Nowadays, comprehensive ban on TAPS is a policy accepted by 170 parties of World Health Organization Framework Convention on Tobacco Control (WHO FCTC). Article 13 of the treaty defines Tobacco Advertising and Promotion as “any form of commercial communication, recommendation or action with the aim, effect or likely effect of promoting a tobacco product or tobacco use either directly or indirectly” and Tobacco Sponsorship as “any form of contribution to any event, activity or individual with the aim, effect or likely effect of promoting a tobacco product or tobacco use either directly or indirectly”.
Big Tobacco has no choice but to forget about any presence in TV. Unless it finds another product that does not contain tobacco.
E-cigarettes – a loophole for tobacco marketers
E-cigarettes provide such a loophole. This is why we can see an advert from the second biggest cigarettes manufacturer broadcasted in British TV in 2014, 23 years after the ban for tobacco advertising in the UK.
Experience the Breakthrough says the campaign for Vype, BAT owned brand of electronic cigarettes. They do not contain tobacco, just nicotine. According to the current research they do not cause any harm to users, who are called “vapers” instead of “smokers”, neither to passers-by. Vype is an electronic nicotine delivery system (ENDS) in the category of cig-a-like. In human language, Vype is an e-cigarette that imitates cigarettes in the look and user experience. At the time of writing of this article, there are two types of Vype e-cigarettes available in the UK.
- Disposable Vype cig-a-like offers around 130 puffs of so called ECOpure liquid produced with pharmaceutical grade nicotine. There are three flavours of Vype, Bold, Regular and Menthol that differ with nicotine level.
- Vype rechargeable device comes in an attractive packaging, and consists of battery with heater and replaceable reload cartridges with the same ECOpure liquids as Vype disposable e-cigarettes. One reload cartridge provides around 250 puffs of vapour.

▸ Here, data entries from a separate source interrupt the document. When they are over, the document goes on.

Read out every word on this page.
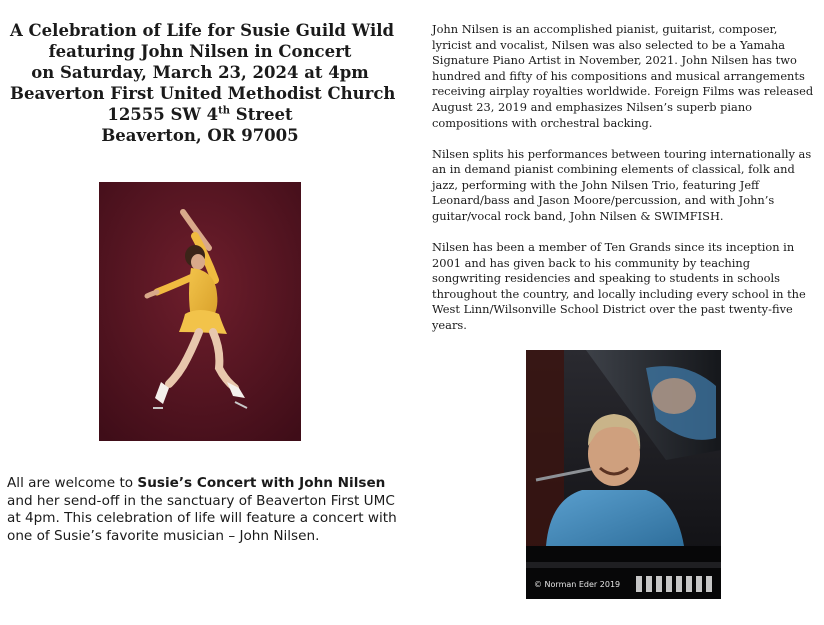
A Celebration of Life for Susie Guild Wild
featuring John Nilsen in Concert
on Saturday, March 23, 2024 at 4pm
Beaverton First United Methodist Church
12555 SW 4th Street
Beaverton, OR 97005
All are welcome to Susie’s Concert with John Nilsen and her send-off in the sanctuary of Beaverton First UMC at 4pm. This celebration of life will feature a concert with one of Susie’s favorite musician – John Nilsen.

John Nilsen is an accomplished pianist, guitarist, composer, lyricist and vocalist, Nilsen was also selected to be a Yamaha Signature Piano Artist in November, 2021. John Nilsen has two hundred and fifty of his compositions and musical arrangements receiving airplay royalties worldwide. Foreign Films was released August 23, 2019 and emphasizes Nilsen’s superb piano compositions with orchestral backing.

Nilsen splits his performances between touring internationally as an in demand pianist combining elements of classical, folk and jazz, performing with the John Nilsen Trio, featuring Jeff Leonard/bass and Jason Moore/percussion, and with John’s guitar/vocal rock band, John Nilsen & SWIMFISH.

Nilsen has been a member of Ten Grands since its inception in 2001 and has given back to his community by teaching songwriting residencies and speaking to students in schools throughout the country, and locally including every school in the West Linn/Wilsonville School District over the past twenty-five years.

© Norman Eder 2019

Both kinds of Vype try to resemble traditional cigarettes in almost every possible way. They come in attractive packaging showing off branding and made in a shape of Zippo lighter. The look and feel of Vype that imitates cigarette is achieved with the size (one of the smallest in the market) of the device, a paper-like fabric that covers device and the graphical design identical with the one of the traditional cigarettes.
BAT and it’s US partner and subsidiary RJR are the most active of Big Tobacco in ENDS marketing efforts. At K-Message we have recently described the TV advertisement of Vuse, the first television ad from Big Tobacco in the US after 43 years of ban. Vuse is promoted in the way replicating KENT campaigns. In the UK, British American Tobacco promotes Vype in the way that resembles brand world of Pall Mall. But before we discuss the marketing strategy in detail, let’s take a look at the history of BAT efforts in so-called “Harm Reduction”.

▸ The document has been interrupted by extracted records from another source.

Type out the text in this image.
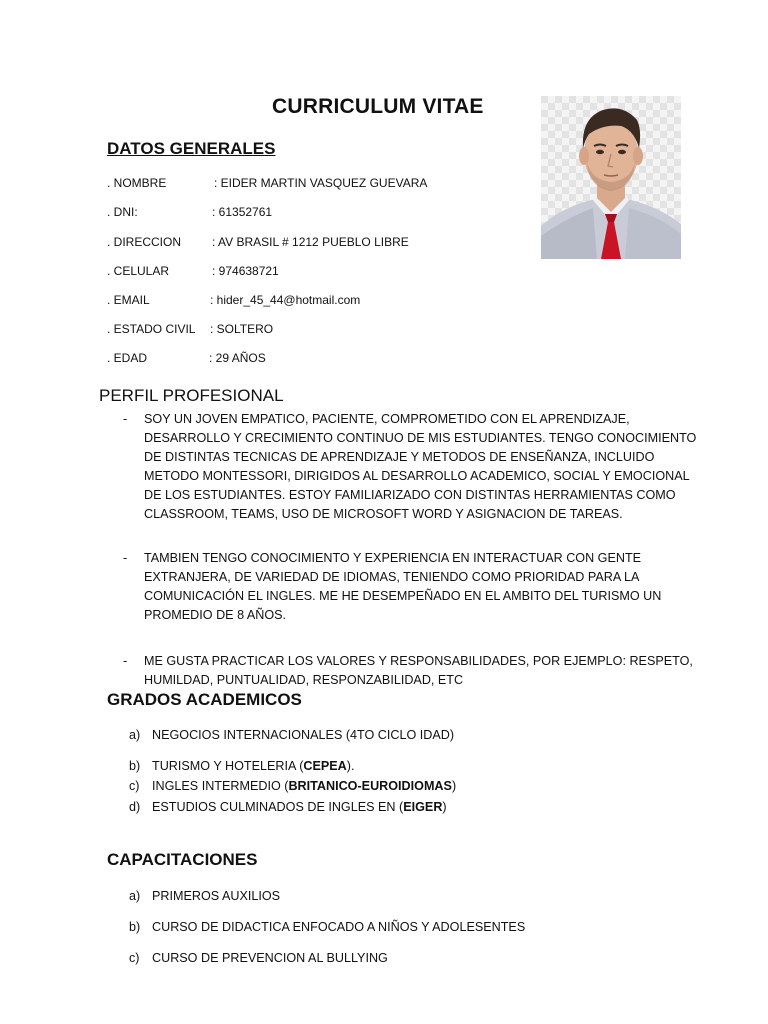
CURRICULUM VITAE
DATOS GENERALES
. NOMBRE	: EIDER MARTIN VASQUEZ GUEVARA
. DNI:	: 61352761
. DIRECCION	: AV BRASIL # 1212 PUEBLO LIBRE
. CELULAR	: 974638721
. EMAIL	: hider_45_44@hotmail.com
. ESTADO CIVIL : SOLTERO
. EDAD	: 29 AÑOS
PERFIL PROFESIONAL
- SOY UN JOVEN EMPATICO, PACIENTE, COMPROMETIDO CON EL APRENDIZAJE, DESARROLLO Y CRECIMIENTO CONTINUO DE MIS ESTUDIANTES. TENGO CONOCIMIENTO DE DISTINTAS TECNICAS DE APRENDIZAJE Y METODOS DE ENSEÑANZA, INCLUIDO METODO MONTESSORI, DIRIGIDOS AL DESARROLLO ACADEMICO, SOCIAL Y EMOCIONAL DE LOS ESTUDIANTES. ESTOY FAMILIARIZADO CON DISTINTAS HERRAMIENTAS COMO CLASSROOM, TEAMS, USO DE MICROSOFT WORD Y ASIGNACION DE TAREAS.
- TAMBIEN TENGO CONOCIMIENTO Y EXPERIENCIA EN INTERACTUAR CON GENTE EXTRANJERA, DE VARIEDAD DE IDIOMAS, TENIENDO COMO PRIORIDAD PARA LA COMUNICACIÓN EL INGLES. ME HE DESEMPEÑADO EN EL AMBITO DEL TURISMO UN PROMEDIO DE 8 AÑOS.
- ME GUSTA PRACTICAR LOS VALORES Y RESPONSABILIDADES, POR EJEMPLO: RESPETO, HUMILDAD, PUNTUALIDAD, RESPONZABILIDAD, ETC
GRADOS ACADEMICOS
a) NEGOCIOS INTERNACIONALES (4TO CICLO IDAD)
b) TURISMO Y HOTELERIA (CEPEA).
c) INGLES INTERMEDIO (BRITANICO-EUROIDIOMAS)
d) ESTUDIOS CULMINADOS DE INGLES EN (EIGER)
CAPACITACIONES
a) PRIMEROS AUXILIOS
b) CURSO DE DIDACTICA ENFOCADO A NIÑOS Y ADOLESENTES
c) CURSO DE PREVENCION AL BULLYING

BATs efforts on “harm reduction”
It is clear that the best way to reduce health hazards of tobacco products is to stop using them at all. This is a bad news for the industry, and something very hard to achieve to addicted smokers. Therefore, since 1950s, Big Tobacco companies have been investing in different approaches to reduce harm of its products usage. From early low-tar “safer cigarettes” and filters, to the non-combustible tobacco products, there is a whole range of devices that can deliver nicotine with lower amount of tobacco harmful and potentially harmful constituents (HPHCs).
BAT was the first company to introduce filters and later on charcoal filters in its cigarettes (nb. this has no real impact on the health risks of smoking), it introduced snus and snuff on some markets it also works at unique propellant-based nicotine delivery with company called Kind Consumer Ltd.

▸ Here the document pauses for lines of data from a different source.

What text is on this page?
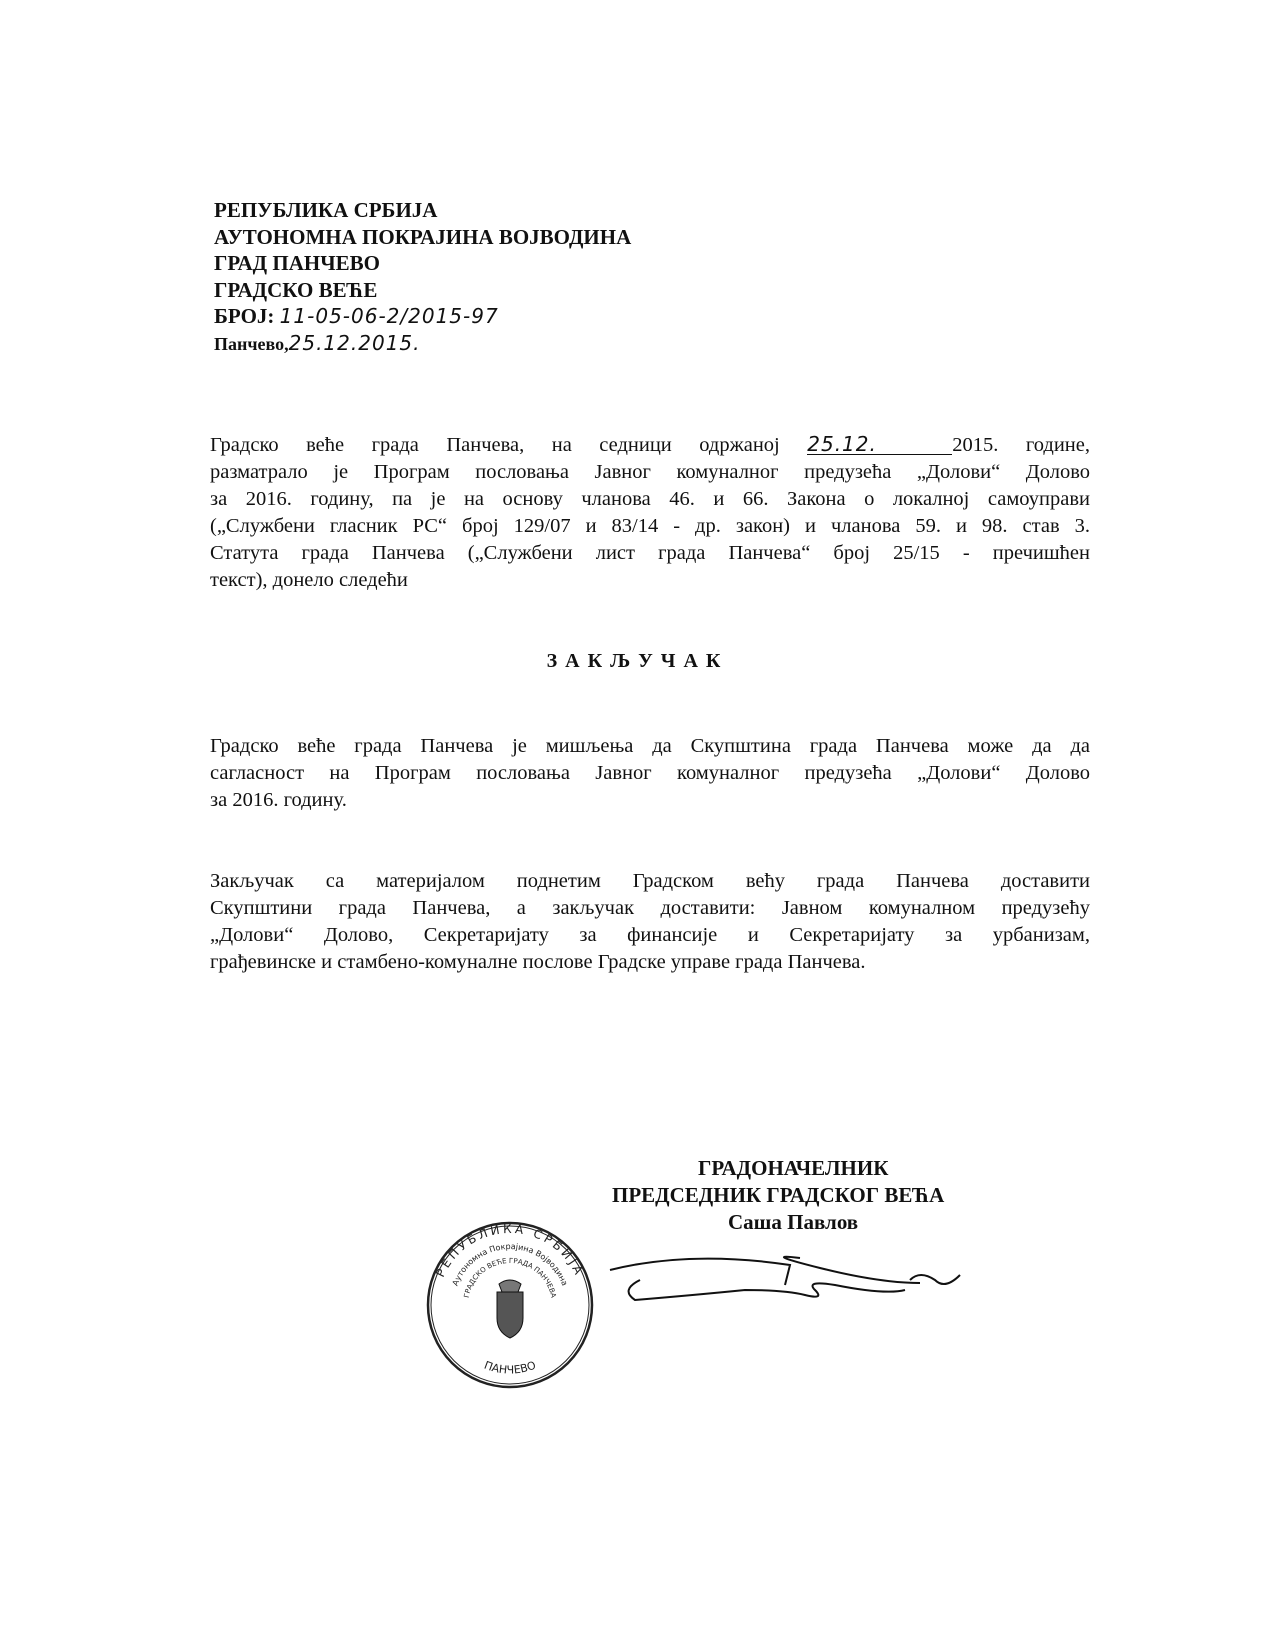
РЕПУБЛИКА СРБИЈА
АУТОНОМНА ПОКРАЈИНА ВОЈВОДИНА
ГРАД ПАНЧЕВО
ГРАДСКО ВЕЋЕ
БРОЈ: 11-05-06-2/2015-97
Панчево,25.12.2015.
Градско веће града Панчева, на седници одржаној 25.12.	2015. године,
разматрало је Програм пословања Јавног комуналног предузећа „Долови“ Долово
за 2016. годину, па је на основу чланова 46. и 66. Закона о локалној самоуправи
(„Службени гласник РС“ број 129/07 и 83/14 - др. закон) и чланова 59. и 98. став 3.
Статута града Панчева („Службени лист града Панчева“ број 25/15 - пречишћен
текст), донело следећи
ЗАКЉУЧАК
Градско веће града Панчева је мишљења да Скупштина града Панчева може да да
сагласност на Програм пословања Јавног комуналног предузећа „Долови“ Долово
за 2016. годину.
Закључак са материјалом поднетим Градском већу града Панчева доставити
Скупштини града Панчева, а закључак доставити: Јавном комуналном предузећу
„Долови“ Долово, Секретаријату за финансије и Секретаријату за урбанизам,
грађевинске и стамбено-комуналне послове Градске управе града Панчева.
ГРАДОНАЧЕЛНИК
ПРЕДСЕДНИК ГРАДСКОГ ВЕЋА
Саша Павлов
РЕПУБЛИКА СРБИЈА
Аутономна Покрајина Војводина
ГРАДСКО ВЕЋЕ ГРАДА ПАНЧЕВА
ПАНЧЕВО
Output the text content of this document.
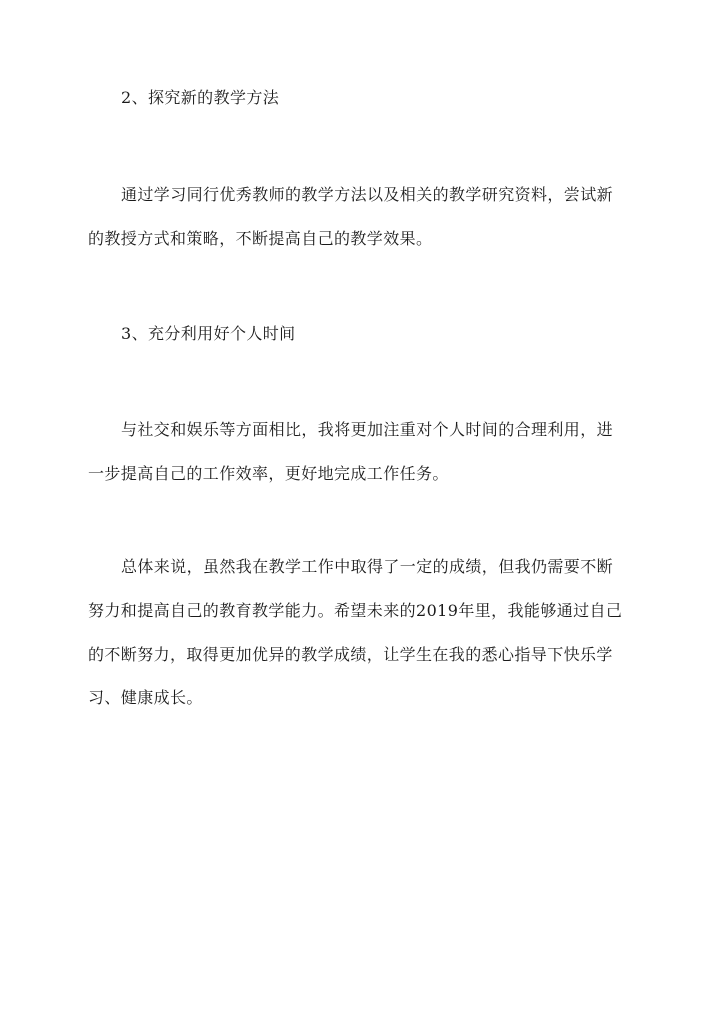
2、探究新的教学方法
通过学习同行优秀教师的教学方法以及相关的教学研究资料，尝试新
的教授方式和策略，不断提高自己的教学效果。
3、充分利用好个人时间
与社交和娱乐等方面相比，我将更加注重对个人时间的合理利用，进
一步提高自己的工作效率，更好地完成工作任务。
总体来说，虽然我在教学工作中取得了一定的成绩，但我仍需要不断
努力和提高自己的教育教学能力。希望未来的2019年里，我能够通过自己
的不断努力，取得更加优异的教学成绩，让学生在我的悉心指导下快乐学
习、健康成长。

Since 2001, when IOM has published its “Clearing the Smoke: The Science Base for Tobacco Harm Reduction” report, TTCs started using term “harm reduction” to describe such efforts. In the same time CSR was adopted as a way of cleaning the image of the business (a task so hard, that Phillip Morris executives considered leaving tobacco industry) and to get more impact on policymakers.
As cigarettes sales in Europe started to decline in 2002, the harm reduction efforts were more intense with smokeless tobacco (SLT) products being introduced in form of snus.
Vype e-cigarettes, a product of acquired by BAT in 2012 company CN Creative Ltd and promoted by BAT’s subsidiary Nicoventures, are the latest on this long list of harm reduction products.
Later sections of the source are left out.